UK disability work scheme

Access to Work is a publicly funded employment support programme by the Government of the United Kingdom for disabled people that was introduced in 1994. It is run by the Department for Work and Pensions and aims to support disabled people start or stay in work by providing workplace adjustments, specialist equipment, and funding for support workers.

== History ==
Access to Work was introduced in 1994, to help support individuals with disabilities begin, or stay in work. The programme is run by the Department for Work and Pensions and provides discretionary workplace adjustments that would go beyond what is normally expected by an employer to provide. Grants for the scheme pays for support in the workplace, including specialist equipment, support workers, and changes to the workplace. In 2011, Liz Sayce published a study that found every £1 spent on Access to Work led to the Exchequer recouping £1.48.

Following Remploy's factory closures in 2012, workers who were employed as part of the scheme were advised to apply for Access to Work, with the goal of finding employment in a mainstream workplace. The closures followed news that the Remploy scheme was spending £25,000 a year to keep each disabled employee in work. In comparison, the government found that it would cost £2,900 a year to support an individual through Access to work. The government saved around £63 million from the factory closures, with £15m of those savings being reinvested into Access to Work.

In March 2018, DWP commissioned the National Centre for Social Research to perform a feasibility study to see if it was possible to conduct an impact evaluation using existing data. They found that there was a lack of appropriate data needed for such an evaluation and that a bespoke survey was needed.
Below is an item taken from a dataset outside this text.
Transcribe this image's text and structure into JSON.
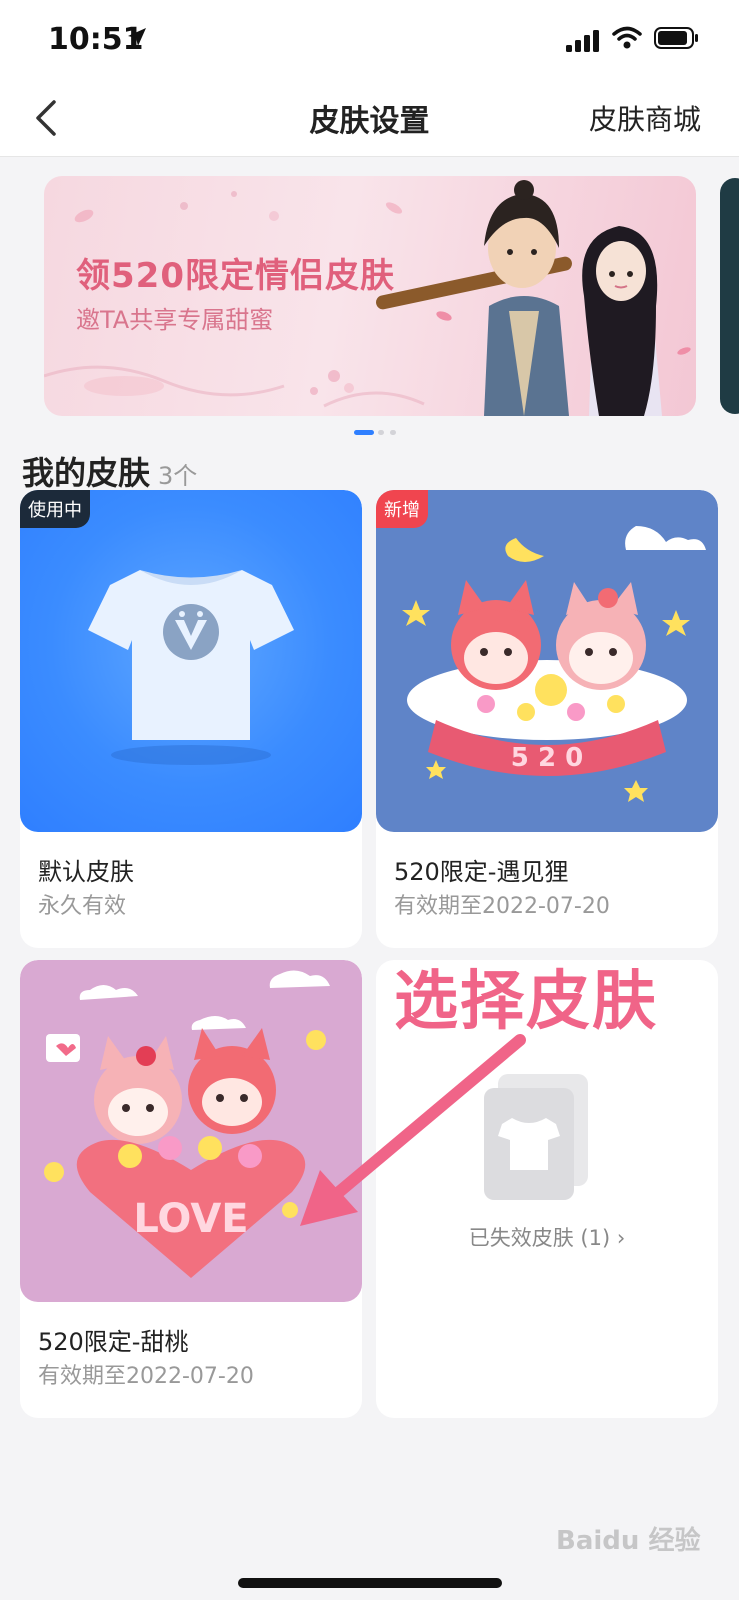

They anticipated that such a study would be costly.

=== Access to Work Plus ===
Following the findings in the 2023 Health and Disability white paper, Access to Work began considering new ways to provide support to disabled people with higher needs. The pilot, called Access to Work Plus, was rolled out between May 2022 and March 2024. The scheme introduced the enhanced personal element, which allowed for further support that Access to Work was normally unable to cover. The employer element was also introduced, which provided a financial incentive for employers who adjusted job roles to accommodate for disabled employees. This incentive consisted of a payment, that could be up to £3,000 annually.
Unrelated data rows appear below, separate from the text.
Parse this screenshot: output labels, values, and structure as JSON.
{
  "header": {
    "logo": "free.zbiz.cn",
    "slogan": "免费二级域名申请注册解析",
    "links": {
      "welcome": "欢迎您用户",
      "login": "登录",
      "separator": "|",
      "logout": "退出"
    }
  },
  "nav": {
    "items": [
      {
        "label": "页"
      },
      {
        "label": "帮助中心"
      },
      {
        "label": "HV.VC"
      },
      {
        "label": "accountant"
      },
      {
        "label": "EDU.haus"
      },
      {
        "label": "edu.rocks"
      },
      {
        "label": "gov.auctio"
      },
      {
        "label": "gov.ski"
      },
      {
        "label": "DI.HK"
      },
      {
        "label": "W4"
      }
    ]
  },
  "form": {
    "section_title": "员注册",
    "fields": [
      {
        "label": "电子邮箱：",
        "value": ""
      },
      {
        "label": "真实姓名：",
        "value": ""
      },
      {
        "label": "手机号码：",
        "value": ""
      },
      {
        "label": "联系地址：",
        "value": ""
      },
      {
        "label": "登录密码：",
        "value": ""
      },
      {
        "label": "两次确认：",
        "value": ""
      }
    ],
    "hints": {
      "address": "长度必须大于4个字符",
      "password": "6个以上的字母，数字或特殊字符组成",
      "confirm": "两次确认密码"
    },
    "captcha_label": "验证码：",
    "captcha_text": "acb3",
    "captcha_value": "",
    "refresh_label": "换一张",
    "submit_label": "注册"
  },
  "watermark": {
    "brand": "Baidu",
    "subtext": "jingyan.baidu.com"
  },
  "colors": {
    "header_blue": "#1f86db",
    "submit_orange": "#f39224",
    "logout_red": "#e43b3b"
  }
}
The scheme was evaluated by King's College London who published their findings in 2025. They found that the ongoing backlog of applications worsened participants view of the scheme, even when they later felt supported by the pilot. Delays in payments caused problems in some cases, with employers having to ask employees to stop working until the Access to Work Plus funding came through. However, participants praised the personalised support provided by job aides and job coaches.

== Planned reforms ==
In 2024 Liz Kendall announced that the government planned to reform Access to Work, with the goal of getting more people into work. By 2024 applications for Access to Work had more than doubled from the 2018 figures, causing a backlog of that had grown by almost 60,000 cases between March 2020 and February 2026. This caused the average time for applications to be processed to grow from 28 days to 100.5 days. The programme had also not undergone any form of impact evaluation or substantial changes since its introduction in 1994. Stephen Timms said the scheme's growth was "unlikely to be sustainable", with the government looking at ways to reduce the costs.
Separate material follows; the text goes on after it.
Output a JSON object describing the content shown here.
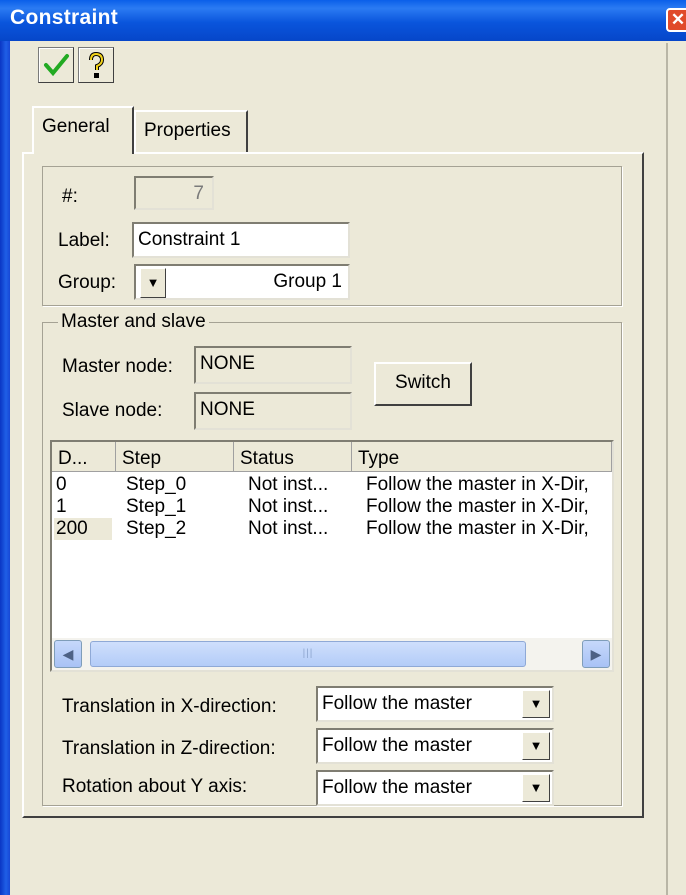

By 2025, disabled people were concerned that Access to Work's funding had been cut. Timms, the Minister of State for Social Security and Disability, reassured Parliament that no support had been cut in July 2025, but later admitted in October that he had asked DWP staff to be more “scrupulous” with applications. At the end of October the Pathways to Work green paper was published, which considered future potential options for Access to Work. These included providing direct employer support to make workplaces more accessible, provide targeting funding, and potentially sharing the market for assistive technology allowing for lowered costs.

It was announced in January 2026 that the new Independent Disability Advisory Panel, chaired by Zara Todd, would be looking into Access to Work's provisions. In February 2026 the National Audit Office published its report into Access to work, where it found that the DWP had gaps in its data and that the DWP itself did not know if the scheme provided value for money. The DWP was also unaware if the support provided was of benefit to individuals. The report found that extensive delays has caused individuals to lose job offers and delays in reimbursement was causing cash flow issues for some businesses. When the report was published Disability Rights UK claimed the application delays had grown to 210 days long. In March, Peter Schofield suggested that disabled people and employers may be "misusing" the scheme.

Following increasing wait times for support, Pat McFadden announced in May 2026 that the DWP would be hiring 480 additional staff to help process applications. It is hoped this would help clear the 57,000 case backlog by September 2027. In June, the Public Accounts Committee published a report into Access to Work, finding that even with the increased staffing it was expected to take between 18 months to two years to clear the application backlog. It also reported that the programme had failed to adapt to modern ways of working and didn't work well for self employed individuals or those working part time.